『innocent starter』水樹奈々(思い入れのある曲シリーズ)

今日は水樹奈々の『innocent starter』通称イノスタを取り上げたい。

ここまでで思い入れのある曲について毎日徒然と書いてきたわけだが、グッとくる曲のポイントとして、
①サビが初めから終わりに向かってストーリーを描くかのように展開していく
②転調が効果的に使われている
というのを何度か話題に出してきた(他にもたくさんあるが)かと思う。

今回の『innocent starter』はこの2要素が素晴らしいクオリティで網羅されており、筆者の琴線に触れて触れて触れまくってしまった。

まずサビについては、この曲の作詞は水樹奈々さん本人である。

この曲がタイアップしていたアニメの主人公役を務めていたのが水樹奈々さんということで、アニメを見ていない筆者には深くは語れないが、恐らくアニメの世界観が投影された歌詞の内容になっていることが想像される。

ただ、アニメの知識がなかったとしても、この歌詞単体でも十分に味わい深い内容に仕上がっている。

特に好きなのが、「孤独の海を深い蒼に染めてく」の「蒼」と、「夜明けの朱い空に虹を描いて」の「朱」の対比だ。

単なる青、赤ではなく、蒼、朱なのも叙情的に感じられて良い。

1人で閉じこもっている人物を救うべく、主人公が夜明けに立ち上がる。
そんな光景が姿を持ったイメージとして捉えられ、歌詞の世界をよりドラマチックに彩っていると思う。

また、これだけ歌詞が毎回変わっているのにも関わらずサビの言葉の乗り方ががどれも物凄く自然でなのも驚きで、どのサビが一番好きか決めろと言われたら困ってしまうレベルだ。

この曲の作曲は水樹奈々さんの初期の頃の楽曲を多数手がけている大平勉さん。

個人的にはアルバムだと『ALIVE & KICKING』以降を主に聴き込んできたため、あまりイメージがないのだが、『STARCAMP EP』収録の『空時計』はかなりの名曲だと思う。

中期は特にElements Garden界隈の曲が増え、サウンドも曲展開も劇的なTHEアニソンといった感じのものが増えていく。

ちょうどそこに至る前の過渡期にリリースされたこの『innocent starter』は初期の流れを汲みつつも少し洗練されたような印象で、個人的な好みとしては非常に丁度良い。

明るいAメロからBメロで少し空気が変わり、転調してサビに向かっていくという進行も歌詞とリンクしているようで素敵だ。
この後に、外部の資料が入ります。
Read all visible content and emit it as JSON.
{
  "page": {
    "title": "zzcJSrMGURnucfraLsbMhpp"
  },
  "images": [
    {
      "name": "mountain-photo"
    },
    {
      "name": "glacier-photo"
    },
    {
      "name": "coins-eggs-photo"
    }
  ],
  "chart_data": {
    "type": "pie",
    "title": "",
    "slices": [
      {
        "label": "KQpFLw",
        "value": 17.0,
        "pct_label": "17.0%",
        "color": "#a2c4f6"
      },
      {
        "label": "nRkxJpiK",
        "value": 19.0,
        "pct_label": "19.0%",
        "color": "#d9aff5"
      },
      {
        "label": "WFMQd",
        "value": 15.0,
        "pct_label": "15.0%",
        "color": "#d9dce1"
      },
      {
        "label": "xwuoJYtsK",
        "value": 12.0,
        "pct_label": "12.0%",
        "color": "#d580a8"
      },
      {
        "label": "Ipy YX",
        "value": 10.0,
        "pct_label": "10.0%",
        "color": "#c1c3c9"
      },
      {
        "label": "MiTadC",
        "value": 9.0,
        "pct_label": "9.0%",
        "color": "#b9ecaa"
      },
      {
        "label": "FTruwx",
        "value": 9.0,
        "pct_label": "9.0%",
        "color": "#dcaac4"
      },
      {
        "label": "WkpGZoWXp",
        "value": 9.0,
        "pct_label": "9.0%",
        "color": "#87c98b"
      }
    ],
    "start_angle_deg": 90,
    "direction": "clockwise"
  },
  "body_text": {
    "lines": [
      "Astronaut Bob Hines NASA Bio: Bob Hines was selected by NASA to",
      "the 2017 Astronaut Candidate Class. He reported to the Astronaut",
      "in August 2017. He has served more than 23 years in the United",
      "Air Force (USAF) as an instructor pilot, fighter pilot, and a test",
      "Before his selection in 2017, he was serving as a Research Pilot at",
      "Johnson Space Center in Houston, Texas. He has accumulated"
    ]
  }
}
唯一残念なのが、音源はベースとドラムが打ち込み(恐らく)であることなのだが、ライブ版では生バンドでの演奏を堪能することができ、特にベースの坂本竜太さんが意外と動きの多いベースラインを弾いていることもあって、原曲とはまた違った味が出ている。

ギターソロは原曲でも素晴らしいところ、ライブではラスサビ前と後のソロを2人のギタリストがそれぞれ担当するようなアレンジになっており(これも『Oasis』と同じだ)、特にラスサビ後のソロはより感情のこもったフレージングになっているライブ版もあるので、こちらも注目だ。

この『innocent starter』、Wikipediaを見たところ、田村ゆかりや、まさかの倖田來未とも共演して一緒に歌ったことがあるとのこと。

水樹奈々さんの有名曲というと『ETERNAL BLAZE』の印象が強かったが、どうやらこちらの人気も負けてはいないらしい。

『ETERNAL BLAZE』と比較するとアニソン特有の雰囲気は薄く、この2000年代前半に流行っていたJPOPが好きであれば好みに合いそうなこの曲。

是非一度聴いてみてもらいたい。